The current designation process for nonbank institutions takes up to six years, and the existing guidance issued in 2019 created inappropriate hurdles during the process. Yellen claims that the new guidance will remove these hurdles and replace the 2019-era rules with an analysis process. The council will determine if "material financial distress at the company or the company's activities could pose a threat to US financial stability." The new process will still allow regulators and institutions enough time to communicate and discuss specifics. 
The recent collapse of several crypto- and tech-friendly banks, including Silvergate Bank, Signature Bank, and Silicon Valley Bank, during last month's worst banking crisis since 2008, has raised concerns about the stability of the US banking sector.

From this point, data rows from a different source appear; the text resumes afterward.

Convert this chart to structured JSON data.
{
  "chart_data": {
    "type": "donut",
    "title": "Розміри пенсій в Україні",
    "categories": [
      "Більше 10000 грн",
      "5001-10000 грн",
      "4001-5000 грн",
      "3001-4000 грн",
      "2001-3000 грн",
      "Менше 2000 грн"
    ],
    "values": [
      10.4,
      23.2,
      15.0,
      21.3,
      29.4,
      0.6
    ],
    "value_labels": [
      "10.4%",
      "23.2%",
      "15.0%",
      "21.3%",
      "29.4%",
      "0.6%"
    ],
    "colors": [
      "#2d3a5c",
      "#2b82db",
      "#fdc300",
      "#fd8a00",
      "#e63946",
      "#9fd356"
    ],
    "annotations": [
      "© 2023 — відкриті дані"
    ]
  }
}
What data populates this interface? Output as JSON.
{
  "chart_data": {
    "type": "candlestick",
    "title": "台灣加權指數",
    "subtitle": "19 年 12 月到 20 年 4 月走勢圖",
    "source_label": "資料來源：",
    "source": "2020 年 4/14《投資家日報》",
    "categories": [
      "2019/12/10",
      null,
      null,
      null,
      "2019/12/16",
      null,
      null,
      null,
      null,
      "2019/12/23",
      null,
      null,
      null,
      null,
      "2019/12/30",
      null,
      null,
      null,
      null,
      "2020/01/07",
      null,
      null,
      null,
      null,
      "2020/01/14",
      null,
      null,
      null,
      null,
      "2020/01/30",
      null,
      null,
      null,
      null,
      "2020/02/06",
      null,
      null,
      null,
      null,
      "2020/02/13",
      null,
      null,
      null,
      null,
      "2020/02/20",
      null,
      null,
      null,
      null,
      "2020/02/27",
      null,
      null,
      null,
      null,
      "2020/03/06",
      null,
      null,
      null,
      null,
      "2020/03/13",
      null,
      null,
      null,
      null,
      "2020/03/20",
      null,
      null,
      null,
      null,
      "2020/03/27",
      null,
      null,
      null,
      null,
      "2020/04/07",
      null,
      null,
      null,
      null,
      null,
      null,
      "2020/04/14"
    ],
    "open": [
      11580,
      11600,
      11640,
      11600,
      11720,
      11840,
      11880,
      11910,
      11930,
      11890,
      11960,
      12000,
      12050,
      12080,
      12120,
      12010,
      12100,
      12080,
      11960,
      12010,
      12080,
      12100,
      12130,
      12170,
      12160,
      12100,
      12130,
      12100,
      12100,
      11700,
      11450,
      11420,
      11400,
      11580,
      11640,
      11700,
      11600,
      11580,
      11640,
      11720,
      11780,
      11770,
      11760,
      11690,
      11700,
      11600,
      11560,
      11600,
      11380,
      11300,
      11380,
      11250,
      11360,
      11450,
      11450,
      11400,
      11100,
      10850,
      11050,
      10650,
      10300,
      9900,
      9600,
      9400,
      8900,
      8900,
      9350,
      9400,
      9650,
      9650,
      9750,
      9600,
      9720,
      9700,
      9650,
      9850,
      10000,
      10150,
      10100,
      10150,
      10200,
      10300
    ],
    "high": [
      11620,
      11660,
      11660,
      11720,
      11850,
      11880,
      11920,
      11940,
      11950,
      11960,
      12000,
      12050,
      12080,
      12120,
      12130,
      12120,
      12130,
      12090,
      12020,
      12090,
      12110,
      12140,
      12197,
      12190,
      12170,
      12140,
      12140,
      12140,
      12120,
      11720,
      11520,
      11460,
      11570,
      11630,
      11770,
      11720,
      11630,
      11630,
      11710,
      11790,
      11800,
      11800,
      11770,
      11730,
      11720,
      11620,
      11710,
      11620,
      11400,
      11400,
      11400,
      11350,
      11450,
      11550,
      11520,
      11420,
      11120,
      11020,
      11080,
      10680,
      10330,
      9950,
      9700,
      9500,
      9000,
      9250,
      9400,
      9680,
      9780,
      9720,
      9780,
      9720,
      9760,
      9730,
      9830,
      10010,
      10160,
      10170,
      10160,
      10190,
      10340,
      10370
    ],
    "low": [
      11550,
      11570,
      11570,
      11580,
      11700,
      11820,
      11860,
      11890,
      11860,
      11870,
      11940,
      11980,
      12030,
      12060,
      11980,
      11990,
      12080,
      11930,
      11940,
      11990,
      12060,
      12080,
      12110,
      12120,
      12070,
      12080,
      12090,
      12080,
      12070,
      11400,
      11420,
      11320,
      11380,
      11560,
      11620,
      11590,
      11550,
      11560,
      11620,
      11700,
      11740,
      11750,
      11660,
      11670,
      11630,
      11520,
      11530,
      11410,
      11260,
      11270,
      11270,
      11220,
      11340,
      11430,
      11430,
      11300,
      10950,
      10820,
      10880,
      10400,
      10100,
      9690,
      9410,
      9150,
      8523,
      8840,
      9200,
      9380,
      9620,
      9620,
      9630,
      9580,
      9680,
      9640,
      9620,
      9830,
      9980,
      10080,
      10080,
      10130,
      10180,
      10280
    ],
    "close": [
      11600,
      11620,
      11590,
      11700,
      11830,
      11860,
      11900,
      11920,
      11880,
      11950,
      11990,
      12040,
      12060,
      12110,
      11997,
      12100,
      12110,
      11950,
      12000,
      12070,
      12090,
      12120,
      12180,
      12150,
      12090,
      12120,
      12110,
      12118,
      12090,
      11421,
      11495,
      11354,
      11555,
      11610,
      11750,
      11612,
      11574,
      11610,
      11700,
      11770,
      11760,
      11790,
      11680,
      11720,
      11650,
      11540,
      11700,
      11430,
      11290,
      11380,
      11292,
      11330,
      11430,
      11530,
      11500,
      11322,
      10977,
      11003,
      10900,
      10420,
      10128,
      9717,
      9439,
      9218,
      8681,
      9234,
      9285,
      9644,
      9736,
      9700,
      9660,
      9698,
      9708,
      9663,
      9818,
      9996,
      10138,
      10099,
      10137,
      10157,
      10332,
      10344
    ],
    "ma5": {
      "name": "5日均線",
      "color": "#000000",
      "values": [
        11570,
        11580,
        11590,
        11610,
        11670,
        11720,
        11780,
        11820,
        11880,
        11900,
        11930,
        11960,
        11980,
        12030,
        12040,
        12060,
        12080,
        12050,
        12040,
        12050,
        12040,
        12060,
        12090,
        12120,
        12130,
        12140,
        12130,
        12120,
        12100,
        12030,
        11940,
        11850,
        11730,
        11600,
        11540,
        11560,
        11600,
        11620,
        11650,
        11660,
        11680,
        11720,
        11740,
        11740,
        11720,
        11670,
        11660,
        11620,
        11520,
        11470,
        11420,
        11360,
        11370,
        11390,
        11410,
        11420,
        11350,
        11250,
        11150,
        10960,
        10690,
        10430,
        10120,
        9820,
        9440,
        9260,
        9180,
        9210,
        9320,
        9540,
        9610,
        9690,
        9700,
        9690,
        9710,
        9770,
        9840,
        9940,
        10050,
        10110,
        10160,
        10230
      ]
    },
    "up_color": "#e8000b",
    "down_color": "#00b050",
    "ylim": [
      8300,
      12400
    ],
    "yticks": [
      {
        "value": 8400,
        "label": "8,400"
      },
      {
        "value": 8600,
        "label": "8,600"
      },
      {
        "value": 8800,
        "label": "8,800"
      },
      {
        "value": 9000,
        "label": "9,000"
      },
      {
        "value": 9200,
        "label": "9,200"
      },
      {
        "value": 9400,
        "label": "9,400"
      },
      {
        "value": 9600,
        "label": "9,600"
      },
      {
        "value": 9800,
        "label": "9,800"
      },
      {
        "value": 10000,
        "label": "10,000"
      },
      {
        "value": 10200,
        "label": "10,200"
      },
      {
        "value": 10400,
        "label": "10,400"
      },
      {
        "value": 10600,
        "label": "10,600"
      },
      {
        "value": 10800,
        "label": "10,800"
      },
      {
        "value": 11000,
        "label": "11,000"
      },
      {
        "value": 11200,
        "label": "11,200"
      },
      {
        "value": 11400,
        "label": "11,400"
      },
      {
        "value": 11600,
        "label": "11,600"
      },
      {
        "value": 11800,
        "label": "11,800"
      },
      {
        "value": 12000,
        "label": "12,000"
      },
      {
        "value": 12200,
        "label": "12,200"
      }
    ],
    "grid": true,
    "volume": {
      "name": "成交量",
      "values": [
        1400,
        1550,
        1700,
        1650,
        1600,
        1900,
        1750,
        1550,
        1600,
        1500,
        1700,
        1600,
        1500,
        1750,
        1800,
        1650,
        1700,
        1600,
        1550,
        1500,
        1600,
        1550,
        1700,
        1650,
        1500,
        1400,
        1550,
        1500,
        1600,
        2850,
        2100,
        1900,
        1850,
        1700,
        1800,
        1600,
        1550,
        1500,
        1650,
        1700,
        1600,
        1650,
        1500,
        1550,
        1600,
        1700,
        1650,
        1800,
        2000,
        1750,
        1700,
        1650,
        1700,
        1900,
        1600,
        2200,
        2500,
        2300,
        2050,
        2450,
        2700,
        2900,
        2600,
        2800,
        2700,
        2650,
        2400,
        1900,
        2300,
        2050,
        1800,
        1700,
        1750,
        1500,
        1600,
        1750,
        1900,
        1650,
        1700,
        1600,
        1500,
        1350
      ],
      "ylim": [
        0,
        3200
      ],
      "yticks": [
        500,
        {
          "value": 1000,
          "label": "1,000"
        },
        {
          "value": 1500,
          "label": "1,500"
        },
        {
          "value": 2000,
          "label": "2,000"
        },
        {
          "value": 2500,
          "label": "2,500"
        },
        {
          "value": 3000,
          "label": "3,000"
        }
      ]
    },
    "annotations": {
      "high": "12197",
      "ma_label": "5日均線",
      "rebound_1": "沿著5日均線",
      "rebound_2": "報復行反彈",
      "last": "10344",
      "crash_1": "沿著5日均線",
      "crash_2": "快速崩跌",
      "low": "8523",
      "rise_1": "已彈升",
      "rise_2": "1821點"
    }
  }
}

Yellen reassured investors and the public that the US banking sector remains robust and secure. However, she emphasized the need for greater oversight and emergency provisions to be granted to FSOC and the Fed.


Yellen added that the recent banking crisis serves as a reminder that the authority for emergency interventions is critical. She stressed the importance of a supervisory and regulatory regime that can prevent financial disruptions from starting and spreading in the first place. The proposed rules aim to make it easier for regulators to identify nonbank institutions that pose a threat to the financial system and take appropriate actions to prevent financial instability.